The course strikes a balance between theory and practice by grounding the discussion in the current state of financial markets. Senior portfolio managers from industry are invited to class periodically, and students are encouraged to make the most of these visits. The course requires students to do several hands-on exercises with real market data. The exercises start with a review of simple concepts of risk and return and progress to simple trading strategies that students build and evaluate. The objective is to help you understand how to assess markets in an orderly and scientific way so as to be able to draw sound inferences from the analysis.
2. IT&Corporate Strategy:
We are at the early stages of an information revolution where information technologies are redefining business models, transforming industries, creating new markets, and generating a whole new “space” where new human communities, behaviors, norms, and regulation are just beginning to emerge. Information technologies are an increasing part of developing new products and services, of integrating business functions, and of managing customer relationships. IT-driven disruptions in business models are frequent.
In such a business environment, decisions about information technologies are increasingly central to business success. In more stable, “industrial age” industries, business models were relatively stable, and the central basis for success with IT investments involved aligning them with complementary organizational and process changes. However, when IT transforms an industry, it realigns the industry’s structure and boundaries, and changes the fundamental business models that work.

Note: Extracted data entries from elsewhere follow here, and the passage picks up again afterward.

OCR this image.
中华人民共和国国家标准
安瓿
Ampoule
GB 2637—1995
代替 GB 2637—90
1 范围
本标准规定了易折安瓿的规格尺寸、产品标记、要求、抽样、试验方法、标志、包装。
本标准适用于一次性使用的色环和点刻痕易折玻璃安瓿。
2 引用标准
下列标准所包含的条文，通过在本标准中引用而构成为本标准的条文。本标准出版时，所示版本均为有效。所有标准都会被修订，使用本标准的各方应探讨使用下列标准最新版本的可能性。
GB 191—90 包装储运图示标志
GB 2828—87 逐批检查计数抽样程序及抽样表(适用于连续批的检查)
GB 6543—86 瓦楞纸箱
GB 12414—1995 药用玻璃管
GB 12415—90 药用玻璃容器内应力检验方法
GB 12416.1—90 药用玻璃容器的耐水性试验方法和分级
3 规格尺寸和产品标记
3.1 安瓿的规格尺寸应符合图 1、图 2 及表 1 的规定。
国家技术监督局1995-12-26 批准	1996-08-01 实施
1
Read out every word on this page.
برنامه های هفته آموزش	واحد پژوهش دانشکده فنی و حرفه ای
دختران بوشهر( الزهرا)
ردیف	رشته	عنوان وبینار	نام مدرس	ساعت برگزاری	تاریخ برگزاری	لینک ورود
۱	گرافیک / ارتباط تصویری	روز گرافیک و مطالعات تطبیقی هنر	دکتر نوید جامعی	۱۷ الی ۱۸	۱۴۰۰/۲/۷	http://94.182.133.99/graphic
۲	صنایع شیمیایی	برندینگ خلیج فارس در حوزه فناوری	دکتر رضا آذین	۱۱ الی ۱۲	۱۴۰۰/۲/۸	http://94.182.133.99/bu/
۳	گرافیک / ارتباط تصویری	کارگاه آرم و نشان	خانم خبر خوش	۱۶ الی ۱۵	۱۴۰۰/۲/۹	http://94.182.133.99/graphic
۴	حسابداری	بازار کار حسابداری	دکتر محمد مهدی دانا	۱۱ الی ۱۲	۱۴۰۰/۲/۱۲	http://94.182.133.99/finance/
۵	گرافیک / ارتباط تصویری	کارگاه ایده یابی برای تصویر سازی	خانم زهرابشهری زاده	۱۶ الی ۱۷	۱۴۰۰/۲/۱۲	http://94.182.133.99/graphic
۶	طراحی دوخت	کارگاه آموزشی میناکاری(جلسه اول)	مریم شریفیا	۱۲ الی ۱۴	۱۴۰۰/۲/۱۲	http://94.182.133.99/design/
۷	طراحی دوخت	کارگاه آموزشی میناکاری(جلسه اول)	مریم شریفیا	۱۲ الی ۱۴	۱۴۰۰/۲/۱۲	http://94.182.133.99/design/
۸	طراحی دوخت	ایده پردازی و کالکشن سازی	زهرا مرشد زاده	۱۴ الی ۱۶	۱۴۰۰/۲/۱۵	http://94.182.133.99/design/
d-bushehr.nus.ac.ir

The course is case oriented. The cases have been chosen to cover a range of industries and transformations of business models over the last ten years, and span search advertising, financial intermediation, retailing, digital music, telecommunications, the IT industry, entertainment and gaming, and social networking. (Sample cases and questions are listed in Appendix 1.) Since the emphasis of the course is on information technologies in business, the course includes a module on the impacts of emerging technologies to force us to think through issues of industry and business transformation induced by currently emerging technologies. The objective here is to end up with a framework that you will find useful in generalizing to other information technologies.
This course will not make you an IS technical specialist; its emphasis is on industry and managerial issues. However, through an overview of the technologies, activities, and applications of IS, this course will help you to acquire an appreciation for the possibilities created by IT in tomorrow’s markets, organizations and society. We personally believe that every future executive needs to learn how to think about how IT transforms business, so recommend it to you independent of your planned career path.
Upon completion of this course you should have:
• An understanding of the major information technology enabled business models that have emerged over the past decade.
• An understanding of how information technologies change business models and how to anticipate these changes.
• An understanding of how information technologies transform industries, and a framework for thinking about how to predict whether IT will transform yours.
• A perspective on how information technology can create new markets and social structures.
• An appreciation of the many organizational consequences resulting from alignment (or lack thereof) of IT strategy and business models.